In Both Men and Women More Often in Women Only
  • Pain/squeezing in middle of chest
  • Shooting pain/numbness in left arm
  • Sweating/nausea
  • Pain in the back, neck, or other areas
  • Exhaustion/shortness of breath
  • Stomach upset/indigestion
  • Feelings of anxiety

The risk factors for a heart attack are similar between both men and women and include: high blood pressure, diabetes, high fat diet, high LDL ("bad") cholesterol levels and triglycerides, and a family history of heart disease. Medical experts believe women who smoke and take birth control pills significantly increase their chances of heart disease because they are at an increased risk of blood clots.

According to several studies, women also seem to wait longer to have their heart problems examined than men. In a study of 1,300 men and 900 women who complained of chest pain, men were more likely to receive medical attention than women. The results of a study of 16 academic medical centers showed that the percentage of women who took drugs for high cholesterol actually declined between 1994 and 1997.

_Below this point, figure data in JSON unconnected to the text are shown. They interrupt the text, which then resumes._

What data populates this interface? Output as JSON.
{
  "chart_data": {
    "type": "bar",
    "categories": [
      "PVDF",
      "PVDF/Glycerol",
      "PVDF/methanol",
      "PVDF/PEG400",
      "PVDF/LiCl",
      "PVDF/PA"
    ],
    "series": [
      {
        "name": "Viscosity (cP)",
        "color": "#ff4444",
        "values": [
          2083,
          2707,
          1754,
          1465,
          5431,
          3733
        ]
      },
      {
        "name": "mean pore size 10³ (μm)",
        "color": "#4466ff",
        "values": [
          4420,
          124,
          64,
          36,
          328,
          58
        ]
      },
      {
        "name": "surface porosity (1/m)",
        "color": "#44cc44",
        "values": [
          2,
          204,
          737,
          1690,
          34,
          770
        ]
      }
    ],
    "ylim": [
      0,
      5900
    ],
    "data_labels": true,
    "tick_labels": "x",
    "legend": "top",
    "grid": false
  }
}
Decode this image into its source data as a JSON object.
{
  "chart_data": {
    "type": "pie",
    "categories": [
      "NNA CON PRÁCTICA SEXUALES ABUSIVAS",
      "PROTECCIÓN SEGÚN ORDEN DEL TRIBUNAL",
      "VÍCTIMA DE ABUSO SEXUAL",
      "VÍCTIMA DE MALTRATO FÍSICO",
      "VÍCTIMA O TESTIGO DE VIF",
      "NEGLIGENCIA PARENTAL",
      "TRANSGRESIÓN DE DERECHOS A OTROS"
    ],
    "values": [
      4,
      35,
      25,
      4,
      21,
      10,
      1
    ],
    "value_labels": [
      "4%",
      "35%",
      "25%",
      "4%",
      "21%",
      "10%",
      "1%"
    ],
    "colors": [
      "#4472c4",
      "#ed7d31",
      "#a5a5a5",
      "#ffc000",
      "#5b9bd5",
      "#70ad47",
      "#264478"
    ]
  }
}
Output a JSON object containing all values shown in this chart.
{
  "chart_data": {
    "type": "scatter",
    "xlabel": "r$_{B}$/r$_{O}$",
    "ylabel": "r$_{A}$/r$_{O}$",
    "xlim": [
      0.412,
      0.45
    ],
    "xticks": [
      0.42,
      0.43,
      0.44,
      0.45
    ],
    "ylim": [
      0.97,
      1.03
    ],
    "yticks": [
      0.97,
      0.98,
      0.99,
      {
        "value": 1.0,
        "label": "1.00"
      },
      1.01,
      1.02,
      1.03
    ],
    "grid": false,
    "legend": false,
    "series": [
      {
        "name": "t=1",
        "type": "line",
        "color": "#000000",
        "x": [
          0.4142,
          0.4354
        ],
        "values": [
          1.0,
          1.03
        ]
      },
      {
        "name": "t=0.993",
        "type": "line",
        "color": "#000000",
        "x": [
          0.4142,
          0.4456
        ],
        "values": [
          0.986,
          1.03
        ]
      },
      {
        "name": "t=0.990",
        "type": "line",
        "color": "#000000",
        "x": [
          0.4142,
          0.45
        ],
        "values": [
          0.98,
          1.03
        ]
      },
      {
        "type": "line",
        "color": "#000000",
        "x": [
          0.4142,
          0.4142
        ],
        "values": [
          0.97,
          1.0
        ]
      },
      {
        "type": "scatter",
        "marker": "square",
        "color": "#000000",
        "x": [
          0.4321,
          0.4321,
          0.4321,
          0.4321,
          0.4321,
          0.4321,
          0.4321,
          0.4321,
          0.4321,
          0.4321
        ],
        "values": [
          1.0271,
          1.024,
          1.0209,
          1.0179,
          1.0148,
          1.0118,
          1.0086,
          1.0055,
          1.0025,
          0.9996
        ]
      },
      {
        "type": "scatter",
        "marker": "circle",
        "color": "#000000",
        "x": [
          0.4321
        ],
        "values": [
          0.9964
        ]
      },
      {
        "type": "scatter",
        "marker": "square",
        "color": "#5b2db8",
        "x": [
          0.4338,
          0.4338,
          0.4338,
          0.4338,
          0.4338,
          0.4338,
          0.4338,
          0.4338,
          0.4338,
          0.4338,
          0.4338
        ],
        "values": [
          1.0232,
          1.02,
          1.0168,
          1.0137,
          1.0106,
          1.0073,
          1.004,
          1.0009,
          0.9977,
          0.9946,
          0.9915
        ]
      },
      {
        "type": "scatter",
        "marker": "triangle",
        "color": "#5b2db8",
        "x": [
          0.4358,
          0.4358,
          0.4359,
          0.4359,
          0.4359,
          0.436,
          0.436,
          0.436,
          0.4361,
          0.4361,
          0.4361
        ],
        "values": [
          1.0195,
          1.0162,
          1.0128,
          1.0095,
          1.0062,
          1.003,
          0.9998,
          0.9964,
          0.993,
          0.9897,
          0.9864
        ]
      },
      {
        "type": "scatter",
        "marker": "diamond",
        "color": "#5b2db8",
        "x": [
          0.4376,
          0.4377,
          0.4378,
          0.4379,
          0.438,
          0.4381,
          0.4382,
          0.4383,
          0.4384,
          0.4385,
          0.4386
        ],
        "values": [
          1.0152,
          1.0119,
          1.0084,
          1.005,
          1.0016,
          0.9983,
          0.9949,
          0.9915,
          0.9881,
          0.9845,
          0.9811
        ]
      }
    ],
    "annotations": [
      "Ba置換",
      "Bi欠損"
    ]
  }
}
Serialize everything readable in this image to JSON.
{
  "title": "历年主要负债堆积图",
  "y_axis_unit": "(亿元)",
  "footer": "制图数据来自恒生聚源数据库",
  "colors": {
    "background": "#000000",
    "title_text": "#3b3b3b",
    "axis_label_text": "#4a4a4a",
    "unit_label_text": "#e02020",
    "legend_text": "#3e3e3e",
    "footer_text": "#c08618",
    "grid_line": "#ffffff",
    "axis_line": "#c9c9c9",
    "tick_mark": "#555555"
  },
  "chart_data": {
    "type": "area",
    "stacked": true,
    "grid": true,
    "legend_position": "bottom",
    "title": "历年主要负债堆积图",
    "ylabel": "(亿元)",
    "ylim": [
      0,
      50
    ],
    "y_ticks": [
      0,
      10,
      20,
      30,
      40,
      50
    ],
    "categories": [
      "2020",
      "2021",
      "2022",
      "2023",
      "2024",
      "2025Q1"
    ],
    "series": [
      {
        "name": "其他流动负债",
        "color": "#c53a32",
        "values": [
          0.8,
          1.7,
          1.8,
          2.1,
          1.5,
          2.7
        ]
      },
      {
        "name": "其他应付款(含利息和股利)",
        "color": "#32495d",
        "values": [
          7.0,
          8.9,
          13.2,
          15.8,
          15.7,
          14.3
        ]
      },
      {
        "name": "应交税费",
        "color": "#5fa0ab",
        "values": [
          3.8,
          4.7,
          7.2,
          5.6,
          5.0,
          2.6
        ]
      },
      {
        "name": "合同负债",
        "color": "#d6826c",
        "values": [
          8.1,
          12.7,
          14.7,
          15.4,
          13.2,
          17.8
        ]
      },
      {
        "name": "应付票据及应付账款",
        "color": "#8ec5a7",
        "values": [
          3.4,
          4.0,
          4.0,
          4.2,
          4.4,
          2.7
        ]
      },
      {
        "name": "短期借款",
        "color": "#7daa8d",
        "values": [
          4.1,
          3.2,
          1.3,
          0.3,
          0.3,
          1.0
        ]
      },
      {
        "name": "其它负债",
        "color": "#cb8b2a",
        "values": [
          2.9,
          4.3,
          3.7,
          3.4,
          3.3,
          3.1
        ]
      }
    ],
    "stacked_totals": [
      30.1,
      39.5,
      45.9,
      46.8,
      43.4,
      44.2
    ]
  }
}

The researchers studied 825 men and women with coronary artery disease. In 1994, only 38% of women and 42% of men with high LDL ("bad") cholesterol levels were taking cholesterol-lowering medication. By 1997, 54% of the men were receiving drugs while the percentage of women who received medication dropped to 35%. Consequently, at the end of the study, 31% of the men had lowered their LDL cholesterol to a safe level (100) while only 12% of the women had done the same. The researchers speculate a sexual bias in the medical industry may be the reason why women are often under-treated for heart disease.

However, new tests are helping to more accurately identify heart disease in women. Instead of EKGs, some physicians are using blood tests to check for increased levels of myoglobin, a protein that binds oxygen to cardiac and skeletal fibers. Myoglobin may subtly indicate cardiac muscle injury. Physicians are also reducing dosages of anti-clotting drugs in women with small bodies to help prevent complications from bleeding.